When it comes to telecommunication carriers delivering network services, there has never been a more transformative time. Every provider of a network service is, to one degree or another, recrafting its entire IT infrastructure environment to achieve increased agility and higher scalability at a much lower total cost. What each may find: The strategic use of chips – specifically, NFV coprocessors – will be key to success.
At the core of most NFV efforts is a shift away from physical network appliances. Originally deployed more or less as “router helpers,” the network appliances installed today offload everything from security to load balancing. The trouble is they also introduce additional network hops that impair overall application performance. In addition, each appliance has to be configured and managed, which makes it difficult to scale the overall IT environment with any alacrity.
To address that issue, processor vendors such as Intel have been making an aggressive case of replacing all those appliances by moving more functions back in to multicore processors. The argument is, not only that multicore processors are capable of better handling all those functions at a lower cost, but all the network hops between various appliances are eliminated.

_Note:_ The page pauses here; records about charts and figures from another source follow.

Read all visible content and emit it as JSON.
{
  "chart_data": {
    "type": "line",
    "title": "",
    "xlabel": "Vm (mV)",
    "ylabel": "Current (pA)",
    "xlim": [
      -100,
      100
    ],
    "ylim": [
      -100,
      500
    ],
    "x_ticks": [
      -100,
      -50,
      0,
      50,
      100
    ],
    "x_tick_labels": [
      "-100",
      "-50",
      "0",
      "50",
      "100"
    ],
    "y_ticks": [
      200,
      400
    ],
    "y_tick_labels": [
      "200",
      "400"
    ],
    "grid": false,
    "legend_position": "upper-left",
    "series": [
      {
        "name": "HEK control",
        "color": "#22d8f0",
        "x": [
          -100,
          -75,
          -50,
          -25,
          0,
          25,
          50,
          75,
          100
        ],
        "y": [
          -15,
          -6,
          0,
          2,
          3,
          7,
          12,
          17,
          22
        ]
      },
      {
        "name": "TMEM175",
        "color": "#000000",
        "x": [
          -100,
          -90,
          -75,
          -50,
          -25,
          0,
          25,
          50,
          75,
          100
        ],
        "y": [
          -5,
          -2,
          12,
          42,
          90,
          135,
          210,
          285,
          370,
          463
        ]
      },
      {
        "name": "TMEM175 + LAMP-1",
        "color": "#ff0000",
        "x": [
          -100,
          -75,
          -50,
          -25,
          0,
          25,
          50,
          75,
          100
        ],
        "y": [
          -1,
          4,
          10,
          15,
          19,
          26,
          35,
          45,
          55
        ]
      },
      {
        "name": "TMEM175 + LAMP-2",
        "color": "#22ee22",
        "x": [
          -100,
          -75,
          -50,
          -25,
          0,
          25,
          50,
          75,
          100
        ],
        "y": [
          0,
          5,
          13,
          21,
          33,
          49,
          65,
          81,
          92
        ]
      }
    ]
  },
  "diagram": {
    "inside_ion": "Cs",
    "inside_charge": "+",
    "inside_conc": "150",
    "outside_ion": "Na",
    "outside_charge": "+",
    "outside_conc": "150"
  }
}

While that sounds reasonable enough, this could be an oversimplification of what will actually occur inside those networking environments. While many network functions will move to x86 processors, coprocessors will be key to NFV success – by handling certain functions in parallel. These NFV coprocessors will be attached directly to servers. The challenge providers of NFV software will face is making sure their offerings are tuned to logically invoke the core x86 processor as well as complementary coprocessors.
Inside the NFV Coprocessor Story
Sujal Das, chief strategy and marketing officer at Netronome Systems, says that functions that will be better handled by coprocessors include network packet processing and the processing of distributed firewall security and object-based storage. This trend is in line with coprocessors being employed to offload the gamut of other functions like machine learning and scientific computing from general-purpose x86 processors to field-programmable gate arrays (FPGAs) and even graphic processing units (GPUs).
A Brave New World for NFV Coprocessors
Kevin Deierling, vice president of marketing for Mellanox, says the Innova IPsec adapter makes use of FPGAs to run an instance of Open vSwitch that processes network and security functions.
“In the future you’ll see a lot more encryption and firewalls being offloaded to a coprocessor,” says Deierling.
Naturally, it will take a long while for this brave new world of networking to come together now and into the 5G networking future. Most carriers are not expected to make next-generation networking services generally available until the end of the decade. But the one thing that is clear is that, while x86 servers may be at the center of that 5G networking universe, the concept of an appliance has not been eliminated altogether. In its place will be a small army of coprocessors that assume the same functions. The only difference: That coprocessor is going to be plugged directly into the server rather than being a network hop away.